Texas woman raped by Skokie hotel security guard awarded $1.8m by jury: lawyers

A Texas woman who traveled to the Chicago area on business was awarded $1.8 million after she was raped by a security guard on duty at the Skokie Hotel where she was staying, attorneys for the victim say .

On October 2, 2013, Karla Gress was staying at the Holiday Inn Chicago Northshore – Skokie while on a work-related trip.

After having a drink that night at Bar Louie inside the Holiday Inn, records show that around 10 p.m., the 49-year-old Dallas-area woman called the hotel front desk to need help with air conditioning. Alhagie Singhateh, a hotel worker and security guard, was sent to Gress’s room to investigate, her lawyers said.

Throughout the night, evidence shows that Singhateh came back up to Gress’ room several times. During one of the visits, Singhateh sexually assaulted Gress, according to his lawyers.

Holiday Inn Chicago Northshore – Skokie | Google Maps

Gress reported the attack within 24 hours of returning to Texas and suffered a rape kit. DNA from the rape kit matched Singhateh, his lawyers said.

Despite this evidence, Singhateh continued to work at the Skokie Hotel for over a year until he was fired due to another incident and additional complaints that he was causing other female customers discomfort. comfortable, according to plaintiffs’ attorneys.

“Hotel management facilitated the assault by sending a male security guard to Karla’s room, knowing he had a key and despite being warned she was intoxicated. Rather than protecting Karla’s privacy and security in her locked room, hotel management put her at risk,” Gress said attorney Tara R. Devine of Salvi, Schostok & Pritchard. in a press release.

“This attack was completely preventable and stemmed from the defendants’ failure to take appropriate steps to protect their guests,” Devine added.

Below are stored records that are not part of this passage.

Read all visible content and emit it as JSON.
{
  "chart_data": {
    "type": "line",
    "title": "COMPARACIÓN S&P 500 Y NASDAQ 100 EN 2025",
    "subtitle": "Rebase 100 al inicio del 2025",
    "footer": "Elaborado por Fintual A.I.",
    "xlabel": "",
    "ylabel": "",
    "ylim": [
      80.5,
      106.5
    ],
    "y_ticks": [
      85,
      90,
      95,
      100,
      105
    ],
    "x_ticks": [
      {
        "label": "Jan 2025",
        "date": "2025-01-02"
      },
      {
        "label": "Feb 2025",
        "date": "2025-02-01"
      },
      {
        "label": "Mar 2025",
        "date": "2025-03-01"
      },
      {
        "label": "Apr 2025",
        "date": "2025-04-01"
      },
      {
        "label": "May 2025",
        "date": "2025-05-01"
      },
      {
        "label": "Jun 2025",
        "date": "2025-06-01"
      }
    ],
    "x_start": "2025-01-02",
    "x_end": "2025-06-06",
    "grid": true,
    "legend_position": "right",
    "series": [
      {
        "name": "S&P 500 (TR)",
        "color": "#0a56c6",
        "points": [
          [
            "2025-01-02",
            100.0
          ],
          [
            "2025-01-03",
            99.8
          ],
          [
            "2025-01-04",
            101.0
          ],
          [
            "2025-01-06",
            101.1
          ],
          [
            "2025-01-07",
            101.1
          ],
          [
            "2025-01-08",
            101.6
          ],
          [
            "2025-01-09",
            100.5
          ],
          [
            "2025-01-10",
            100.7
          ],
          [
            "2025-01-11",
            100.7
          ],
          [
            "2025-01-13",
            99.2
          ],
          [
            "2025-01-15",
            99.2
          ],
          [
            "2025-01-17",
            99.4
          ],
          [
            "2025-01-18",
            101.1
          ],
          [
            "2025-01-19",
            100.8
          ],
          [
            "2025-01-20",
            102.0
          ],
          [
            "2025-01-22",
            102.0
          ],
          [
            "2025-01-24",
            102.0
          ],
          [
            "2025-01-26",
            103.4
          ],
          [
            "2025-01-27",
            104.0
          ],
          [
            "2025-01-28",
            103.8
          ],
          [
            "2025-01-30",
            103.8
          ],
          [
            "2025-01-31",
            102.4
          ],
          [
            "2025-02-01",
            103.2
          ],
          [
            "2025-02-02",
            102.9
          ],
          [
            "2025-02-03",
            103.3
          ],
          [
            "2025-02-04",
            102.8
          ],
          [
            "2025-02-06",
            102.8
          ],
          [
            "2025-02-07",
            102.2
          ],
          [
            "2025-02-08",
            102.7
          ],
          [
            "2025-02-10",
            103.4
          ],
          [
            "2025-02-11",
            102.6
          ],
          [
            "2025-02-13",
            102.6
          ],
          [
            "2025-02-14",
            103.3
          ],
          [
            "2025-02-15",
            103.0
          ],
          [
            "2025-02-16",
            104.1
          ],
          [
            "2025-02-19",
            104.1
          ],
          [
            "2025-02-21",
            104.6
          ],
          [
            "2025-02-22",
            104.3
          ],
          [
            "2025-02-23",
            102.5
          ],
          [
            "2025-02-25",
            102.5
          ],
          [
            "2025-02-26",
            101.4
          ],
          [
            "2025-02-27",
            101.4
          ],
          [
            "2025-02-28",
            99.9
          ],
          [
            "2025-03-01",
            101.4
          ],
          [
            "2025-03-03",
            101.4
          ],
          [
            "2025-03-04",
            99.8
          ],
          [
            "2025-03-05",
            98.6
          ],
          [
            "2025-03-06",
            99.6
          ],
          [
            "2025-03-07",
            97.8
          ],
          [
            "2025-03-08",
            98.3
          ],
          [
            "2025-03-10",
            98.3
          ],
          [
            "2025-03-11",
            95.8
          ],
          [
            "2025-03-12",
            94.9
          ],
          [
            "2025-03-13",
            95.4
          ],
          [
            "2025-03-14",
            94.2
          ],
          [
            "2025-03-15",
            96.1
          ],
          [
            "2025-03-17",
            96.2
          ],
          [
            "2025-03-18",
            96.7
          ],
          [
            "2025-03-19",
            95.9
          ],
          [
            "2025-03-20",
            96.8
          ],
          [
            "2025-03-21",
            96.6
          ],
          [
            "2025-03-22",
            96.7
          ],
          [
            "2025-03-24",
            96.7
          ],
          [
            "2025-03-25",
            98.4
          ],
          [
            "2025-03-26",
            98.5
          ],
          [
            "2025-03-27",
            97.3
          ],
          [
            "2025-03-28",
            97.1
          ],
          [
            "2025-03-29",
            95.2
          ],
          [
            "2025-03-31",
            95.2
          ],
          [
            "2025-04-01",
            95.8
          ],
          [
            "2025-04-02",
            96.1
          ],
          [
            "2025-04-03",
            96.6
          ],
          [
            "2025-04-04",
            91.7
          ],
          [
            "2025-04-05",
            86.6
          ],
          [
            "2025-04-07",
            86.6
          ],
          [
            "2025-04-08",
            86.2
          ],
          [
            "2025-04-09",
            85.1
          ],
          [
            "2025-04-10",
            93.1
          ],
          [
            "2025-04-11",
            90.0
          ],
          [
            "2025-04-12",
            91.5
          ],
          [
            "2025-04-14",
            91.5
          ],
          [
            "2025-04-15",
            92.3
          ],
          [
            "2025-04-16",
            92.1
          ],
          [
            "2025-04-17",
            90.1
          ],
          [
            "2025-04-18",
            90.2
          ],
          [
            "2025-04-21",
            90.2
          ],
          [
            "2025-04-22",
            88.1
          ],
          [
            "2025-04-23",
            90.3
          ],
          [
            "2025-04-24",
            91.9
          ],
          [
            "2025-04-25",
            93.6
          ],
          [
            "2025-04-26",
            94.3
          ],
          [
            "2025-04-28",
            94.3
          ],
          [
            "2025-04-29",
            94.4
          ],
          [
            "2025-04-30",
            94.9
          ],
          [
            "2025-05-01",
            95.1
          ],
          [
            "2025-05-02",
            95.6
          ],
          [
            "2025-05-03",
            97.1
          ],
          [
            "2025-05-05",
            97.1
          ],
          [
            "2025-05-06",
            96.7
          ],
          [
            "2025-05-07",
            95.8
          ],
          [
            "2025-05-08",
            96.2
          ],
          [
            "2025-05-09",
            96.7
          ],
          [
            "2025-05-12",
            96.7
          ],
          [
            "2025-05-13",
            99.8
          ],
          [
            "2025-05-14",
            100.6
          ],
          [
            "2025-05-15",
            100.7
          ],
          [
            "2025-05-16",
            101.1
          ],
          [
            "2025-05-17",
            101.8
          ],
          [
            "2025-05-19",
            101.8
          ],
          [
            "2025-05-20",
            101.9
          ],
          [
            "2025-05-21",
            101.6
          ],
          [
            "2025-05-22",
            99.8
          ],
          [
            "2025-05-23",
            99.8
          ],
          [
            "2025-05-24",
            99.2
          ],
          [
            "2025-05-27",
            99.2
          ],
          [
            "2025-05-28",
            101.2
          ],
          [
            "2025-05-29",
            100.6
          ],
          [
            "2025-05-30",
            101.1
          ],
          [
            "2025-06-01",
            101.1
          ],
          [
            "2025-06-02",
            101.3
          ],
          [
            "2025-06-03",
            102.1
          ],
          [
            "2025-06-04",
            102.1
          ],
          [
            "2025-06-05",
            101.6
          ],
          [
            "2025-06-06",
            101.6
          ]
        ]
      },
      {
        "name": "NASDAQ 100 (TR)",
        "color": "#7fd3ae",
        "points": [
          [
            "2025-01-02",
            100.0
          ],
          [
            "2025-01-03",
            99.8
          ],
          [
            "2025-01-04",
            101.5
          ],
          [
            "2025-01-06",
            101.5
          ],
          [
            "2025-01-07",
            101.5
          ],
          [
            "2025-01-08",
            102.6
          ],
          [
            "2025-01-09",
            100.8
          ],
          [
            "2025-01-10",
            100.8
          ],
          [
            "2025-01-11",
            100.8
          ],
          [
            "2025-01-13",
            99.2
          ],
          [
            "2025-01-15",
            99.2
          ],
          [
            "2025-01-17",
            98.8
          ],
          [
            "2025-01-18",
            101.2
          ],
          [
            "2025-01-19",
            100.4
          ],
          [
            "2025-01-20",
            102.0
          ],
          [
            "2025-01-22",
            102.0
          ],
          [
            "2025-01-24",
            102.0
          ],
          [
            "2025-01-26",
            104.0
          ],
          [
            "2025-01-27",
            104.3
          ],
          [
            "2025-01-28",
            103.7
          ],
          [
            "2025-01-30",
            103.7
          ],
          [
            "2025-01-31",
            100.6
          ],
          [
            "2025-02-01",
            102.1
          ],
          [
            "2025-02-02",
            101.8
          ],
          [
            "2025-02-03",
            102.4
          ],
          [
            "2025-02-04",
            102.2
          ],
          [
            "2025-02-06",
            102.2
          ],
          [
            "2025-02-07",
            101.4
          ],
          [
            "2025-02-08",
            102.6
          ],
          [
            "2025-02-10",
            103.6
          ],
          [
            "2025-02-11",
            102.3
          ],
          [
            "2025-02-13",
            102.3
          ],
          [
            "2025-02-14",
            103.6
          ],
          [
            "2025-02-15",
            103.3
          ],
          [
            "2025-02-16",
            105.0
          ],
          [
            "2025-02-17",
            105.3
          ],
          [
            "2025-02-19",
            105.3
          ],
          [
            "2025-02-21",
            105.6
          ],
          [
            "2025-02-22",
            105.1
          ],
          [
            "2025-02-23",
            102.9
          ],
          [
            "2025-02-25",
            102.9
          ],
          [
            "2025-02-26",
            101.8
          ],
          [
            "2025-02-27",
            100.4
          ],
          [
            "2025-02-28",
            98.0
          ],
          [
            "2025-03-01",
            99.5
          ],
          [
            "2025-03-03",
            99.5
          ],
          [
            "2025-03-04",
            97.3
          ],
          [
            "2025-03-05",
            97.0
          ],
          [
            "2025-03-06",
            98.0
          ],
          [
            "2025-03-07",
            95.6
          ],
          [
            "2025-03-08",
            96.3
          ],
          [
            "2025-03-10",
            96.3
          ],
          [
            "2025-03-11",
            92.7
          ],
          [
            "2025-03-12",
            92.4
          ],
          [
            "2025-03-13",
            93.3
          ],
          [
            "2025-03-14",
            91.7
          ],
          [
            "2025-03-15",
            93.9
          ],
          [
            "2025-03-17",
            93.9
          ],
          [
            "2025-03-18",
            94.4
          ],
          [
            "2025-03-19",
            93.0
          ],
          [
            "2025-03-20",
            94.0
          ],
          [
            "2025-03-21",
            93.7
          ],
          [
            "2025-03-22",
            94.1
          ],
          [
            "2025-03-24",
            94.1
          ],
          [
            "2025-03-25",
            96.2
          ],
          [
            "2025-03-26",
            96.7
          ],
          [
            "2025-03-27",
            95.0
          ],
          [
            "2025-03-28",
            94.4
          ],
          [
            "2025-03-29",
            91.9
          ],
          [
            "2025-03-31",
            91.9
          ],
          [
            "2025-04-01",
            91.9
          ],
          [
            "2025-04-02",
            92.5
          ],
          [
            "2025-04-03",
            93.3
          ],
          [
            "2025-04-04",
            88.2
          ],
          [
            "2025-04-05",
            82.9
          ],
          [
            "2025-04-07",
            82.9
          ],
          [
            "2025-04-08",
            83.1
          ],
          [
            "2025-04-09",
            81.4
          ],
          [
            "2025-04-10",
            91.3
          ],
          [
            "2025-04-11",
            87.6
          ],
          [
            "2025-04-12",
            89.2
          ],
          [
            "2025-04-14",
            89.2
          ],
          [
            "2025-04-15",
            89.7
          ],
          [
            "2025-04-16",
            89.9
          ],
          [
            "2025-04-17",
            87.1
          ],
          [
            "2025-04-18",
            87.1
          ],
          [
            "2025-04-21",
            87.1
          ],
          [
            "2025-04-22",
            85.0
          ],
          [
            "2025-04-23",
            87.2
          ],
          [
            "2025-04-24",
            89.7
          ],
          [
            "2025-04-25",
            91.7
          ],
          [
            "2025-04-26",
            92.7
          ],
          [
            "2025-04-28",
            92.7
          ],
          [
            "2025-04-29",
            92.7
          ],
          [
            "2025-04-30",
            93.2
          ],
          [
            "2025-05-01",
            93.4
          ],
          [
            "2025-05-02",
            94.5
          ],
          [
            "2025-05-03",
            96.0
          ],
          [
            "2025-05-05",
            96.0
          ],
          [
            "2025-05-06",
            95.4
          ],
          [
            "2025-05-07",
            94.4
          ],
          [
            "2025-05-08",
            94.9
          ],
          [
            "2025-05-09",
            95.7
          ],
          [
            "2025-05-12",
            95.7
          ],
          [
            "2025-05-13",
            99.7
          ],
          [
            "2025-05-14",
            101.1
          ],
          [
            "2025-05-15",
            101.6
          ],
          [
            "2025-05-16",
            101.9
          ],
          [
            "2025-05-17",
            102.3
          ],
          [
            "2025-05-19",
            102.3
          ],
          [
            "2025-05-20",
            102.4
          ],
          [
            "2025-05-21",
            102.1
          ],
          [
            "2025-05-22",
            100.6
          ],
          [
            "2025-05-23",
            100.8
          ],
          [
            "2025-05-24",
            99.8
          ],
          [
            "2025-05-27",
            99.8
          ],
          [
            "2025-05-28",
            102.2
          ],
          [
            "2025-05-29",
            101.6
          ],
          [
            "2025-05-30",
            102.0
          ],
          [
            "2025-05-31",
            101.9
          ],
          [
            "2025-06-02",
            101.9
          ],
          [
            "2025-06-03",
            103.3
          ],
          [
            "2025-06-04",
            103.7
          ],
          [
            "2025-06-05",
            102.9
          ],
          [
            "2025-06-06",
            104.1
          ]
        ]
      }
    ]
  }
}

A lawsuit was filed in 2015, appealed on a motion to dismiss in 2017, and reinstated in 2018. The trial then began on February 7, 2022.

On February 24, a Cook County jury awarded Gress $1.8 million for her past loss of a normal life and emotional distress.

“Nothing can take away the emotional damage Karla has suffered in the almost 10 years since the attack. This verdict represents an important step in the healing process, vindicates Karla’s case and sends a strong reminder to hotels and their staff that it is imperative that policies are in place to protect guests from harm under their watch,” Gress’s attorney, Brian Monico of Hale & Monico, said in a statement.

Gress was also represented by attorneys Jaclyn J. Kurth of Salvi, Schostok & Pritchard and John Chwarzynski Jr. of Hale & Monico.